How to Show that AdaBoost Weighted Error is Exactly 1/2

3.3k Views Asked by At

I am trying to prove that in an AdaBoost model $Y \rightarrow [-1,1]$

$err_t'= \frac{\sum_{i=1}^{N}w'_i1\{h_t(x^{(i)})\neq t^{(i)}\}}{\sum_{i=1}^{N}w'_i} = \frac{1}{2}$

here, $w_i' = w_i exp(-\alpha t^{(i)}h_t(x^{(i)})$ is the reweighted weight at step $t+1$, but $h_t$ is the classifier at step $t$. So in other words, trying to show that total error weighted with regards to updated (next step) weights is exactly 1/2. Also, this is assuming AdaBoost is using the usual procedure of setting $\alpha_t= \frac{1}{2}log(\frac{1-err_t}{err_t})$.

Here is what I have so far

break into two scenarios, error and not error

$err' = \frac{\sum_{i:h_t(x^{(i)})\neq t^{(i)}}w_i'*1}{\sum_{i=1}^{N}w'_i} + \frac{\sum_{i:h_t(x^{(i)}) = t^{(i)}}w_i'*0}{\sum_{i=1}^{N}w'_i} =$

second part is multiplied by zero so it goes away

$= \frac{\sum_{i:h_t(x^{(i)})\neq t^{(i)}}w_i'*1}{\sum_{i=1}^{N}w'_i} =$

plug in what we know about the new weight

$= \frac{\sum_{i:h_t(x^{(i)})\neq t^{(i)}}w_i exp(-\alpha_t(-1))}{\sum_{i=1}^{N}w'_i} =$

plug in what we know about $\alpha$

$= \frac{\sum_{i:h_t(x^{(i)})\neq t^{(i)}}w_i exp(\frac{1}{2}log(\frac{1-err_t}{err_t}))}{\sum_{i=1}^{N}w'_i} =$

log and exp() cancel out, and take error out of the sum as it is a constant w.r.t. $i$

$= \frac{\sum_{i:h_t(x^{(i)})\neq t^{(i)}}w_i }{\sum_{i=1}^{N}w'_i}*(\frac{1-err_t}{err_t})^\frac{1}{2} = ??$

I am stuck here..

1

There are 1 best solutions below

0
On BEST ANSWER

I figured it out. I am sharing this because I was looking for a solution online for many hours and mostly I found people discussing this fact or showing the derivation of $\alpha$, but I could not find a detailed proof. Here we go.
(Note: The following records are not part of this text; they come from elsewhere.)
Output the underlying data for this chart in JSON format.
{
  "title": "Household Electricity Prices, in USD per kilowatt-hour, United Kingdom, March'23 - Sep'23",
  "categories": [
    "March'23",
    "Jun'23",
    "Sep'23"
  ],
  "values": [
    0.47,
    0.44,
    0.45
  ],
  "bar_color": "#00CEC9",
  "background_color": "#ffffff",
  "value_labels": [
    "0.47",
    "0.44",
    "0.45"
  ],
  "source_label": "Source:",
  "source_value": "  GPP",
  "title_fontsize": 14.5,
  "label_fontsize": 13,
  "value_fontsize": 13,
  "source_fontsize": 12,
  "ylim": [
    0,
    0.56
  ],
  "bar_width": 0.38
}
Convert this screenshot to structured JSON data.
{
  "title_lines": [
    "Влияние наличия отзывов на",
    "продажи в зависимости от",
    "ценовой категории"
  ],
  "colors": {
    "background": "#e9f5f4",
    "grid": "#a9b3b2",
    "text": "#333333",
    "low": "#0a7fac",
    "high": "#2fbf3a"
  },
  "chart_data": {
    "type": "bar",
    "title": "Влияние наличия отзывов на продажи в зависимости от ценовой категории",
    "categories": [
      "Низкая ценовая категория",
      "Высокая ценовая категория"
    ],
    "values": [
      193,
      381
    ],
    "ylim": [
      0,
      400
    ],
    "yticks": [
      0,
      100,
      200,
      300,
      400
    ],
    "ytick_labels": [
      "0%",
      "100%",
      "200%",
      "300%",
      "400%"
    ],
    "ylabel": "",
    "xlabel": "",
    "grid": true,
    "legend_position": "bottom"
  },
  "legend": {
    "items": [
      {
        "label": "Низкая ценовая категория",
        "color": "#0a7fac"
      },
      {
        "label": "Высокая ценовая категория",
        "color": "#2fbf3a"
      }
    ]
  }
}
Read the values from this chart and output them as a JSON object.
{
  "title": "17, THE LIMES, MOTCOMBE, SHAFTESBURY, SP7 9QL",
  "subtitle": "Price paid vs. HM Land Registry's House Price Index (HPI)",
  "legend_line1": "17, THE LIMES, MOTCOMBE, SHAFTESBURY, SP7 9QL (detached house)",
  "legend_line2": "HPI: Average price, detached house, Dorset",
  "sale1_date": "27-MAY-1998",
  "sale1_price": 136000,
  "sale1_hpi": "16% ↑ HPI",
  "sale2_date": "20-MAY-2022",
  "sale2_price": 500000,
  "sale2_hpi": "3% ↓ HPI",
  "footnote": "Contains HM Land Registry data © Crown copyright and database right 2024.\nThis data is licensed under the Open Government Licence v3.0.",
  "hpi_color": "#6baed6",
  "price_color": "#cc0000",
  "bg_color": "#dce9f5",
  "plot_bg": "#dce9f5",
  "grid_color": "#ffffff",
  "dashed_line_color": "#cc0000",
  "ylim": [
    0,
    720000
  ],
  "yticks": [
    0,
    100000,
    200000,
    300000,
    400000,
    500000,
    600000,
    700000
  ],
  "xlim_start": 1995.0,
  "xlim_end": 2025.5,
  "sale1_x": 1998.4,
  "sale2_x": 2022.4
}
$\DeclareMathOperator{\err}{err}$

To prove:

$\err_t'= \frac{\sum_{i=1}^{N}w'_i1\{h_t(x^{(i)})\neq t^{(i)}\}}{\sum_{i=1}^{N}w'_i} = \frac{1}{2}$

Given:

$w_i' = w_i \exp(-\alpha t^{(i)}h_t(x^{(i)}))$

$\alpha_t= \frac{1}{2}\log(\frac{1-\err_t}{\err_t})$.

Proof:

Break into two scenarios, error and not error. To make things easier to write down define:

$E: h_t(x^{(i)})\neq t^{(i)};\\ E^c = C: h_t(x^{(i)}) = t^{(i)}; $

$\err' = \frac{\sum_{i \in E}w_i'*1}{\sum_{i=1}^{N}w'_i} + \frac{\sum_{i \in C}w_i'*0}{\sum_{i=1}^{N}w'_i} =$

Second part is multiplied by zero so it goes away:

$= \frac{\sum_{i \in E}w_i'*1}{\sum_{i=1}^{N}w'_i} =$

Plug in what we know about the new weight:

$= \frac{\sum_{i \in E}w_i \exp(-\alpha_t(-1))}{\sum_{i=1}^{N}w'_i} =$

Break denominator sum into E and C, move $\exp(\alpha)$ to denominator, substitute $w'_i$, simplify:

$= \frac{\sum_{i \in E}w_i}{\sum_{i = 1}^N \frac{w'_i}{\exp(\alpha)}} = \frac{\sum_{i \in E}w_i}{\sum_{i \in E} w_i\frac{\exp(\alpha)}{\exp(\alpha)}+\sum_{i \in C} w_i\frac{\exp(-\alpha)}{\exp(\alpha)}} = \frac{\sum_{i \in E}w_i}{\sum_{i \in E} w_i +\exp(-2\alpha)\sum_{i \in C} w_i}$

Now we take a break from this logical line and we point out two statements:

  1. $\alpha = \frac{1}{2}\log(\frac{1-\err_t}{\err_t}) \Rightarrow e^{2\alpha} = \frac{1-\err_t}{\err_t}$

  2. $\frac{\sum_{i \in E}w_i}{\sum_{i \in E}w_i+\sum_{i \in C}w_i} = \err_t \Rightarrow \sum_{i \in C}w_i = \frac{\sum_{i \in E}w_i}{\err_t} - \sum_{i \in E}w_i $

Going back to the logical path and plugging in the two statements above:

$\frac{\sum_{i \in E}w_i}{\sum_{i \in E}w_i + e^{-2\alpha}(\frac{\sum_{i \in E}w_i}{\err_t} - \sum_{i \in E}w_i)} = \frac{\sum_{i \in E}w_i}{\sum_{i \in E}w_i + \frac{\err_t}{1-\err_t}(\frac{\sum_{i \in E}w_i}{\err_t} - \sum_{i \in E}w_i)} = $

$ = \frac{\sum_{i \in E}w_i}{\sum_{i \in E}w_i + \frac{\sum_{i \in E}w_i}{1 - \err_t} - \frac{\err_t}{1-\err_t} \sum_{i \in E}w_i} = $

Notice that at this point $\sum_{i \in E}w_i$ simply cancels out:

$ = \frac{1}{1 + \frac{1}{1 - \err_t} - \frac{\err_t}{1-\err_t} } = \frac{1}{1 + \frac{1-\err_t}{1 - \err_t} } = \frac{1}{1 + 1 } = \frac{1}{2}$